Representative in vivo microPET images of [¹¹C]VitC and [¹¹C]DHA in a normal rat brain (t = 0 – 30 min) and brain ROI data (n = 3) for dynamic scans.

Finally we investigated ROS-dependent [¹¹C]VitC accumulation in cells. This was first accomplished in U87 cells by addition of exogenous H₂O₂ to the media,^12a resulting in a greater than 2-fold increase in [¹¹C] accumulation (*p = 0.0006) as shown in Figure 4a. We next applied [¹¹C]VitC to a model of endogenous ROS production, namely stimulated neutrophil-lineage cells undergoing oxidative burst. For this study we used the HL60 cell-line, a human leukemia neutrophilic precursor, and human neutrophils, which had been freshly isolated from whole blood. The mechanism of VitC uptake in human neutrophils has been well established in literature.^24,15c During phagocytosis, neutrophils undergo Nox-mediated generation of ROS to destroy bacteria and simultaneously oxidize extracellular VitC.²⁵ [¹¹C]VitC was oxidized to [¹¹C]DHA by the major ROS produced during the oxidative burst, H₂O₂, O₂⁻ and ClO⁻ (Figure S6). To investigate tracer uptake via this mechanism, cells were incubated with 10 µCi (0.37 MBq) [¹¹C]VitC +/− activation with 2 µM phorbol 12-myristate 13-acetate and +/− 20 µg/mL cytochalasin B blocking.^24,15c For both HL60 cells and neutrophils a significant increase in cell-associated activity, approximately 2-fold, was noted with activation (**p = 0.0025, ***p = 0.00041) (Figure 4b,c). For HL60 cells administration of cytochalasin B decreased the uptake of [¹¹C]VitC to approximately the amount observed for (−) PMA. For neutrophils partial blocking was observed. This partial blocking effect in activated neutrophils could be explained by nitric oxide mediated expression of SVCT, as previously described.²⁶ As expected % cell associated activity of [¹¹C]DHA with co-administration of cytochalasin B did not differ significantly between +/− PMA in human neutrophils due to blocking of GLUT transport (Figure S7). These results provide the basis for detection of endogenously produced ROS using [¹¹C]VitC PET.

Figure 4.

Uptake of [¹¹C]VitC in (a) in U87 glioma cells (+)/(−) 100 µm H₂O₂, b) HL60 human promeylocyctic leukemia cells (+)/(−) 2 µM PMA activation and (c) freshly isolated human neutrophils (+)/(−) 2 µM PMA and (+)/(−) 20 µg/mL cytochalasin B blockade.

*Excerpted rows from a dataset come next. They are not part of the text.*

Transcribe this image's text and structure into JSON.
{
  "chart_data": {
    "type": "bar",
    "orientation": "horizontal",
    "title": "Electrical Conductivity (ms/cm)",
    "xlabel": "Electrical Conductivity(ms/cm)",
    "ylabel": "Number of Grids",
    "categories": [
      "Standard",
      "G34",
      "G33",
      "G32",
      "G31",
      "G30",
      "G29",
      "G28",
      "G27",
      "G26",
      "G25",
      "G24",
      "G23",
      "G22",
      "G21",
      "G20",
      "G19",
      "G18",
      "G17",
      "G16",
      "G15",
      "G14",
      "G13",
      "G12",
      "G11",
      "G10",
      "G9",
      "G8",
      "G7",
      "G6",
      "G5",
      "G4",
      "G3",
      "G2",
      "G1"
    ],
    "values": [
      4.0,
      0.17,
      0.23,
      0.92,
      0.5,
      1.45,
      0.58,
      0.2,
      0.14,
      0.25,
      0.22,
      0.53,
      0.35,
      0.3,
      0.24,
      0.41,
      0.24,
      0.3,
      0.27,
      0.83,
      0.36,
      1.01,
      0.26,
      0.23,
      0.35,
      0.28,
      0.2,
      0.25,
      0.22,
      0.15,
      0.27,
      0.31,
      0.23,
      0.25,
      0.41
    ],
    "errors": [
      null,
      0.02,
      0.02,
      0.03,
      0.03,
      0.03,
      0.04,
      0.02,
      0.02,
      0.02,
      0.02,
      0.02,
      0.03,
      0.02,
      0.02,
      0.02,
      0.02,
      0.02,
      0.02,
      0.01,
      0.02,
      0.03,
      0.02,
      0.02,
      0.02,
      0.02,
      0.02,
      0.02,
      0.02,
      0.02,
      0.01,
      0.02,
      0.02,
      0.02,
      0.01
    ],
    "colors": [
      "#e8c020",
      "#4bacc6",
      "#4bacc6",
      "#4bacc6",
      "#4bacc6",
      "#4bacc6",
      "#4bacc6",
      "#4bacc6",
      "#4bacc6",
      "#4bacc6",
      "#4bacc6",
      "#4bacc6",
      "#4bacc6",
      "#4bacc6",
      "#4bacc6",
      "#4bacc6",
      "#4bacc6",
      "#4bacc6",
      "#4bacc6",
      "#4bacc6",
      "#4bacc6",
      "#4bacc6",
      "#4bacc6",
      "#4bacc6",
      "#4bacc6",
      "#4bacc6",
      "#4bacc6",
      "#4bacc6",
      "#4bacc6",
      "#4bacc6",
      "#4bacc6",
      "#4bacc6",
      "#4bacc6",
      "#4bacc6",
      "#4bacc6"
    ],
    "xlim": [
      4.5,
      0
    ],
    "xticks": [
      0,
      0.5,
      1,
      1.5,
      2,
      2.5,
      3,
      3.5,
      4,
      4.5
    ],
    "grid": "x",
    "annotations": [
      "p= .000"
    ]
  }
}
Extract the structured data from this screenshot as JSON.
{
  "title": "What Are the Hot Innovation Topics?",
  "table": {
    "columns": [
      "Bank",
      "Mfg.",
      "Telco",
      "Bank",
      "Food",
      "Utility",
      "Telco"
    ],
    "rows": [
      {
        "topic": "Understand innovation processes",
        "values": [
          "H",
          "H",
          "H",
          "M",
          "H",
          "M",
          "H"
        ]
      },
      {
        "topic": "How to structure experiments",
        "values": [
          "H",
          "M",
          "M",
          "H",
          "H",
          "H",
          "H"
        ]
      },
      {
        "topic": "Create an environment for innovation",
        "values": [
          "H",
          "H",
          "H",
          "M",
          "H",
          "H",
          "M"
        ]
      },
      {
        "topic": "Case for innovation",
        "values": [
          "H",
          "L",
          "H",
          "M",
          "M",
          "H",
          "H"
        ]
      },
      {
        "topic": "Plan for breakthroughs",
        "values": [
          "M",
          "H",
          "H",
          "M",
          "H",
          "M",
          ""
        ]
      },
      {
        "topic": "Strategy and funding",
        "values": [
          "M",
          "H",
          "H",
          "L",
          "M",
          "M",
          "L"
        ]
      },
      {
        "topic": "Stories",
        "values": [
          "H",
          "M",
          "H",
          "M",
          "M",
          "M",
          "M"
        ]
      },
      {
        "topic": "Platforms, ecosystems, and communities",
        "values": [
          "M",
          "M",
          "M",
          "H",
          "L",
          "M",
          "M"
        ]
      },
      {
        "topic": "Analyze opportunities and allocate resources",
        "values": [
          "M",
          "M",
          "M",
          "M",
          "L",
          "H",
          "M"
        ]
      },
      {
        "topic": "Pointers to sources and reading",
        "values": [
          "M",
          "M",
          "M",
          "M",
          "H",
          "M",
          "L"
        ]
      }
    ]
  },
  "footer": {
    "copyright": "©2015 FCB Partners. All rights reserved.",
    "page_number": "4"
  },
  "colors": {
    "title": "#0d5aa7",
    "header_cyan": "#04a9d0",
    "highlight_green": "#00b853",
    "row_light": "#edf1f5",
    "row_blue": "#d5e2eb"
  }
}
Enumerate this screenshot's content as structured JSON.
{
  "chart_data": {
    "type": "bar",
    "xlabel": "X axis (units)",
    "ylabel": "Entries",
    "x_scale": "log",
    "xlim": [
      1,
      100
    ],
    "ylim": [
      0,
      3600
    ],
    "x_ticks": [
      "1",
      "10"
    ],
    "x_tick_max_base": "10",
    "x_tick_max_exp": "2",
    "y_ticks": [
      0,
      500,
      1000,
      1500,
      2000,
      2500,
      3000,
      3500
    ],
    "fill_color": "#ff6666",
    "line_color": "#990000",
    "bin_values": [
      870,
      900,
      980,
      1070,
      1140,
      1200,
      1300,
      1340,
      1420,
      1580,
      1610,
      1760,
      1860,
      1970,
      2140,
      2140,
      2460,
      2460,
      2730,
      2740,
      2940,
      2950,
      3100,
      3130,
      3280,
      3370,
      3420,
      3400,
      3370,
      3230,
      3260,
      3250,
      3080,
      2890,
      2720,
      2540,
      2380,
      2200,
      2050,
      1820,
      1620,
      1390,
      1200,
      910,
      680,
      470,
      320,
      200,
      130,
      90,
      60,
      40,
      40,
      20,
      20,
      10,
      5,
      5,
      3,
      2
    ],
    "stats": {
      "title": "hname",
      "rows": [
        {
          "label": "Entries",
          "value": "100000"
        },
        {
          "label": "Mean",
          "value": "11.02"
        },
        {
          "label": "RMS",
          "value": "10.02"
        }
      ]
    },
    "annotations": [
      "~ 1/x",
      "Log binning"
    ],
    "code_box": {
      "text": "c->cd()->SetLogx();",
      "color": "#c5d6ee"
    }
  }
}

In conclusion, we have developed a new PET radiotracer [¹¹C]VitC, which exhibits ROS-dependent cellular accumulation. [¹¹C]VitC and its redox partner [¹¹C]DHA behaved as anticipated in vitro and in vivo, consistent with their markedly different transport mechanisms. [¹¹C]VitC is capable of detecting endogenously produced ROS in activated neutrophil-lineage cells, suggesting potential clinical utility in studying inflammation and/or monitoring immunotherapy. We hypothesize that the ascorbate recycling mechanism may be used to image a myriad of ROS-driven disease states. Furthermore, as high-dose vitamin C has been studied as an anticancer therapy for decades,²⁷ low toxicity in patients has already been well-established.